Eric Cressey’s main problem with back squats:

The main problem with the back squat, in my eyes, is that not everyone has sufficient upper body mobility to position and stabilize the bar properly.  As a result, it can “roll forward” on people – and that’s where more of the forward lean problems come about.  More forward lean equates to more shear stress, and an increased risk of going into lumbar flexion under compressive load.  The front squat – even under heavier loads – keeps a lifter more upright, or else he’ll simply dump the bar.

If you have proper mobility at all of the major joints, and no knee pain, there isn’t any extra benefit to doing front squats compared to back squats. But I’d wager that very few people have proper mobility at every major joint and absolutely zero knee pain.

Common mistakes with front squats

The grip

The classic front squat grip is a clean grip. Most people don’t have the shoulder/elbow/wrist mobility to comfortably grip the bar clean while squatting, but with a few simple stretches that can be corrected in a week or two. Here is a great way to build a stronger front rack (you are “racking” the weight on your shoulders, hence the name):

And for those that still struggle with the clean grip, you can use a crossover grip temporarily while you work to improve your flexibility or level of comfort with the clean grip (even using an unloaded bar to start will really help).

The cross-arm grip isn’t the preferred method, though.

It’s much harder to keep your elbows up with the crossed-arm grip, and if your elbows don’t stay up, the bar will roll off your shoulders. The clean grip is therefore not only safer than the crossed-arm grip, it also allows you to Front Squat heavier weights.

And I recently came across a great tip – using lifting straps to help with your front squat grip. Why is this beneficial? Well, it allows you to use a clean grip without hurting your wrists or forearms, and it is safer than the cross grip (especially if you are lifting a heavy load).

Lifting straps are really cheap and you can pick them up at any fitness/gym store.

How to implement front squats

As with any compound lifts, they should be done at or near the beginning of your workout. And lifting heavy two or three days a week is fine, too. You can and should be working on your squat technique every day (especially if there are weak points). That could mean goblet squats, or just working on mobility and/or flexibility. There are an infinite number of ways to program squats in – high volume and minimal rest time for fat loss, high weight and long rest time for strength or power gains, and so on. Figure out your goals first, and then choose your sets and reps accordingly.

Putting it all together

Learning a new exercise is always difficult. For the first few sessions, try and find a coach or more experienced trainer to watch and correct your form. Or film yourself doing a front squat set and compare it to how the lift should look.

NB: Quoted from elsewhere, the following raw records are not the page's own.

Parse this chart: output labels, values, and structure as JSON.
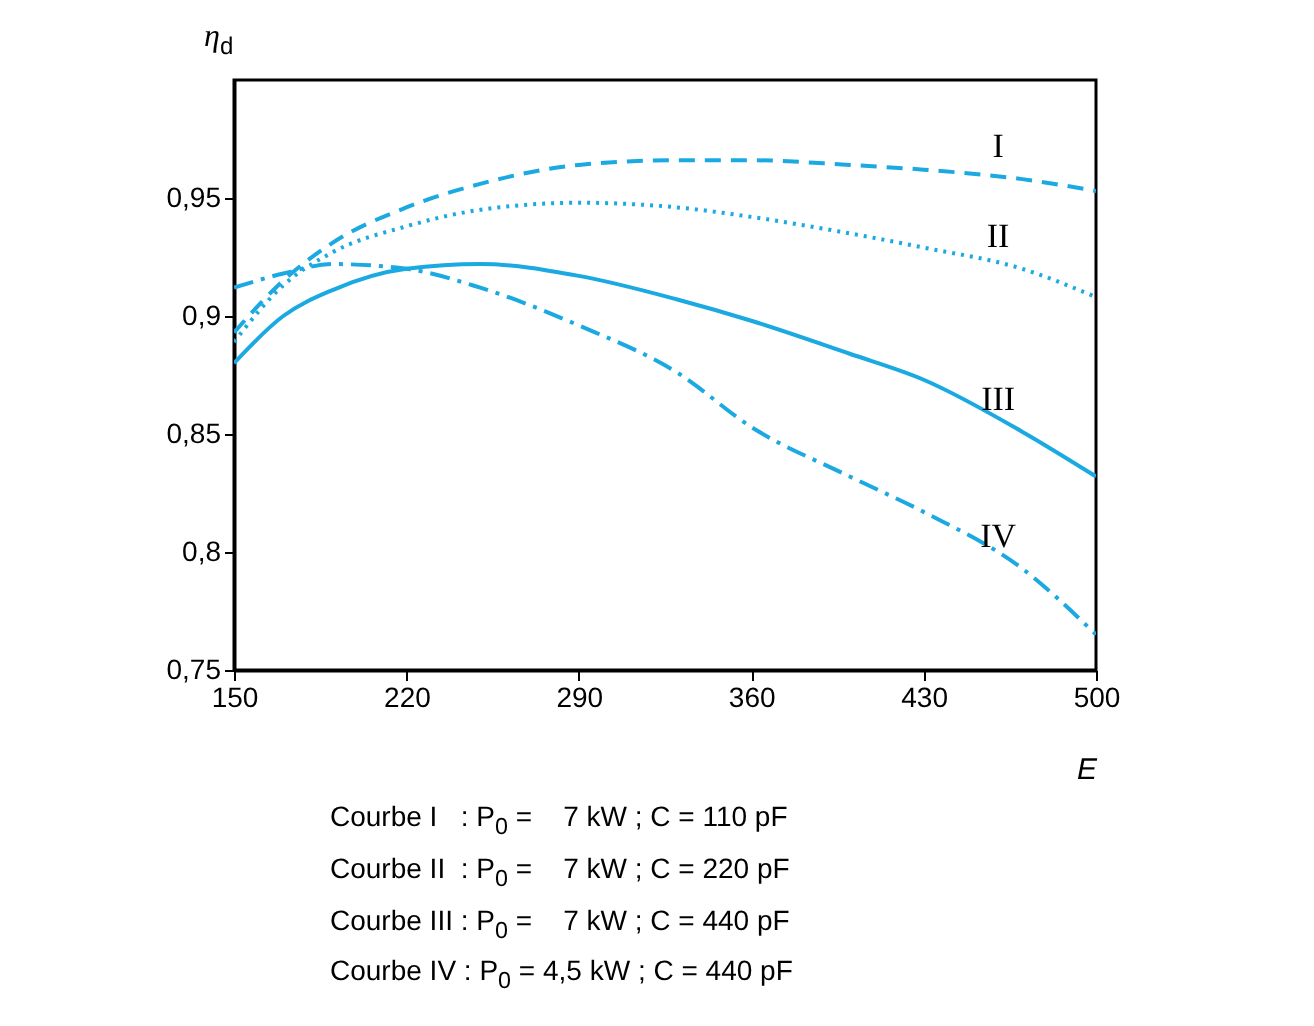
{
  "chart_data": {
    "type": "line",
    "xlabel": "E",
    "ylabel": "η$_{d}$",
    "xlim": [
      150,
      500
    ],
    "ylim": [
      0.75,
      1.0
    ],
    "xticks": [
      150,
      220,
      290,
      360,
      430,
      500
    ],
    "yticks": [
      {
        "value": 0.75,
        "label": "0,75"
      },
      {
        "value": 0.8,
        "label": "0,8"
      },
      {
        "value": 0.85,
        "label": "0,85"
      },
      {
        "value": 0.9,
        "label": "0,9"
      },
      {
        "value": 0.95,
        "label": "0,95"
      }
    ],
    "grid": false,
    "legend": false,
    "marker": "none",
    "x": [
      150,
      170,
      190,
      220,
      250,
      290,
      330,
      360,
      400,
      430,
      470,
      500
    ],
    "series": [
      {
        "name": "I",
        "color": "#1ba9e1",
        "line_style": "dashed",
        "values": [
          0.893,
          0.915,
          0.931,
          0.946,
          0.956,
          0.964,
          0.966,
          0.966,
          0.964,
          0.962,
          0.958,
          0.953
        ]
      },
      {
        "name": "II",
        "color": "#1ba9e1",
        "line_style": "dotted",
        "values": [
          0.889,
          0.913,
          0.927,
          0.938,
          0.945,
          0.948,
          0.946,
          0.942,
          0.935,
          0.929,
          0.92,
          0.908
        ]
      },
      {
        "name": "III",
        "color": "#1ba9e1",
        "line_style": "solid",
        "values": [
          0.88,
          0.9,
          0.911,
          0.92,
          0.922,
          0.917,
          0.907,
          0.898,
          0.884,
          0.873,
          0.851,
          0.832
        ]
      },
      {
        "name": "IV",
        "color": "#1ba9e1",
        "line_style": "dashdot",
        "values": [
          0.912,
          0.918,
          0.922,
          0.92,
          0.912,
          0.896,
          0.876,
          0.853,
          0.832,
          0.817,
          0.793,
          0.765
        ]
      }
    ],
    "annotations": [
      "Courbe I   : P$_{0}$ =    7 kW ; C = 110 pF",
      "Courbe II  : P$_{0}$ =    7 kW ; C = 220 pF",
      "Courbe III : P$_{0}$ =    7 kW ; C = 440 pF",
      "Courbe IV : P$_{0}$ = 4,5 kW ; C = 440 pF"
    ]
  }
}
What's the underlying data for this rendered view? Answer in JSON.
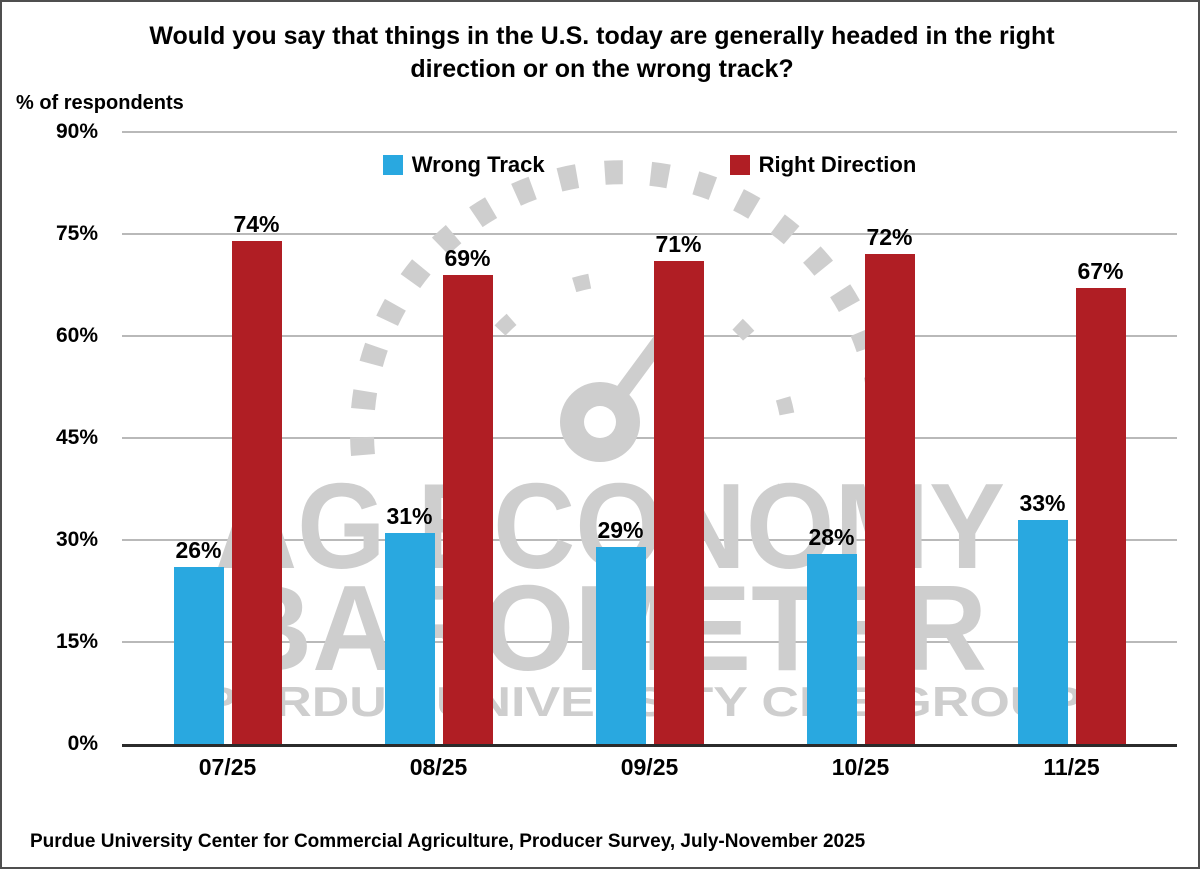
{
  "title": "Would you say that things in the U.S. today are generally headed in the right direction or on the wrong track?",
  "y_axis_label": "% of respondents",
  "footer": "Purdue University Center for Commercial Agriculture, Producer Survey, July-November 2025",
  "watermark": {
    "line1": "AG ECONOMY",
    "line2": "BAROMETER",
    "line3": "PURDUE UNIVERSITY CME GROUP",
    "color": "#cecece"
  },
  "colors": {
    "wrong_track": "#29a8e0",
    "right_direction": "#b01e24",
    "gridline": "#b9b9b9",
    "axis": "#2b2b2b"
  },
  "chart_data": {
    "type": "bar",
    "title": "Would you say that things in the U.S. today are generally headed in the right direction or on the wrong track?",
    "xlabel": "",
    "ylabel": "% of respondents",
    "categories": [
      "07/25",
      "08/25",
      "09/25",
      "10/25",
      "11/25"
    ],
    "series": [
      {
        "name": "Wrong Track",
        "color": "#29a8e0",
        "values": [
          26,
          31,
          29,
          28,
          33
        ]
      },
      {
        "name": "Right Direction",
        "color": "#b01e24",
        "values": [
          74,
          69,
          71,
          72,
          67
        ]
      }
    ],
    "ylim": [
      0,
      90
    ],
    "yticks": [
      0,
      15,
      30,
      45,
      60,
      75,
      90
    ],
    "ytick_labels": [
      "0%",
      "15%",
      "30%",
      "45%",
      "60%",
      "75%",
      "90%"
    ],
    "grid": true,
    "legend_position": "top-center",
    "value_suffix": "%"
  }
}
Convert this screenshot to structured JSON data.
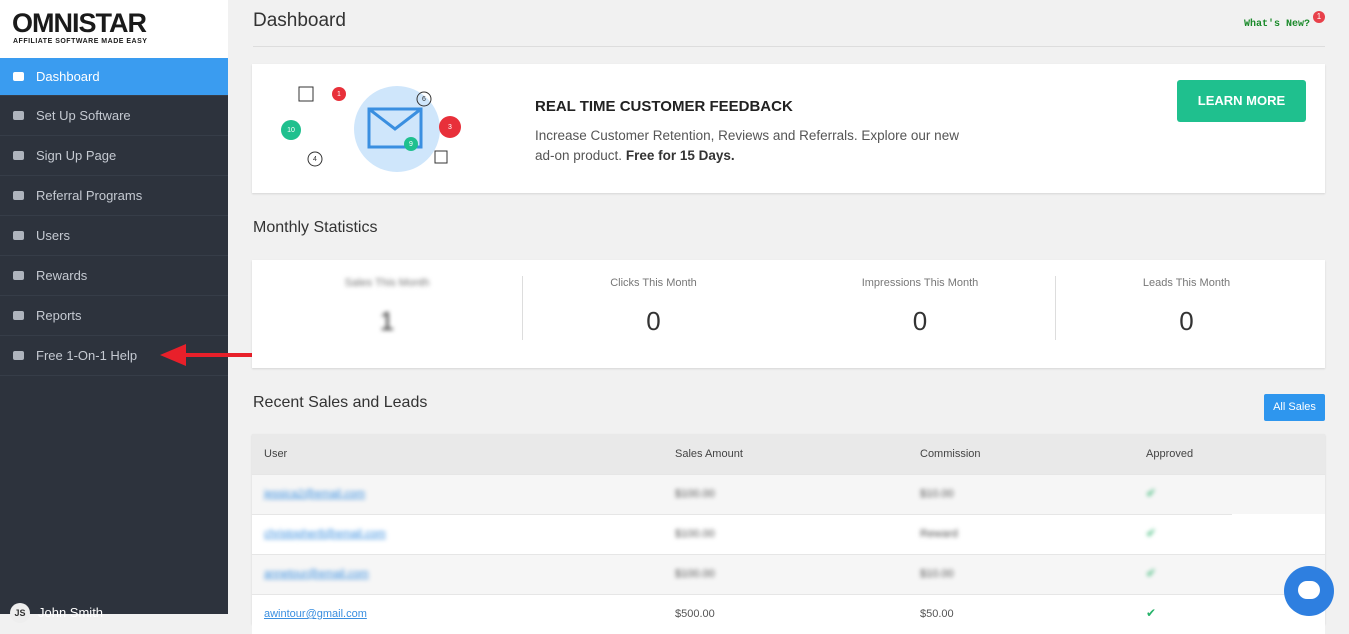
{
  "sidebar": {
    "logo": {
      "title": "OMNISTAR",
      "tagline": "AFFILIATE SOFTWARE MADE EASY"
    },
    "nav": [
      "Dashboard",
      "Set Up Software",
      "Sign Up Page",
      "Referral Programs",
      "Users",
      "Rewards",
      "Reports",
      "Free 1-On-1 Help"
    ],
    "user": {
      "initials": "JS",
      "name": "John Smith"
    }
  },
  "header": {
    "title": "Dashboard",
    "whats_new": "What's New?",
    "badge": "1"
  },
  "banner": {
    "badges": [
      "1",
      "3",
      "10",
      "9",
      "6",
      "4"
    ],
    "heading": "REAL TIME CUSTOMER FEEDBACK",
    "text": "Increase Customer Retention, Reviews and Referrals. Explore our new",
    "text2": "ad-on product.",
    "emphasis": "Free for 15 Days.",
    "button": "LEARN MORE"
  },
  "stats": {
    "title": "Monthly Statistics",
    "items": [
      {
        "label": "Sales This Month",
        "value": "1"
      },
      {
        "label": "Clicks This Month",
        "value": "0"
      },
      {
        "label": "Impressions This Month",
        "value": "0"
      },
      {
        "label": "Leads This Month",
        "value": "0"
      }
    ]
  },
  "recent": {
    "title": "Recent Sales and Leads",
    "button": "All Sales",
    "table": {
      "columns": [
        "User",
        "Sales Amount",
        "Commission",
        "Approved"
      ],
      "rows": [
        [
          "jessica2@email.com",
          "$100.00",
          "$10.00"
        ],
        [
          "christopher8@email.com",
          "$100.00",
          "Reward"
        ],
        [
          "annetour@email.com",
          "$100.00",
          "$10.00"
        ],
        [
          "awintour@gmail.com",
          "$500.00",
          "$50.00"
        ]
      ]
    }
  }
}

It isn’t beneficial to take a bunch of information in your head into the gym – clear mind, better workout (in my experience, at least). But here are the most important front squat cues to remember:

  • look forward
  • drive your elbows up throughout the movement
  • stand tall
  • toes forward
  • drive your knees out as you descend (but don’t open your feet at all)
  • pull your hamstrings to the ground

The front squat isn’t an easy lift to learn, but once you master it, you will see significant improvements in whatever you are hoping to accomplish. And if you are an athlete, you will see a direct correlation from this exercise to improved athletic performances, too. It’s an extremely functional movement.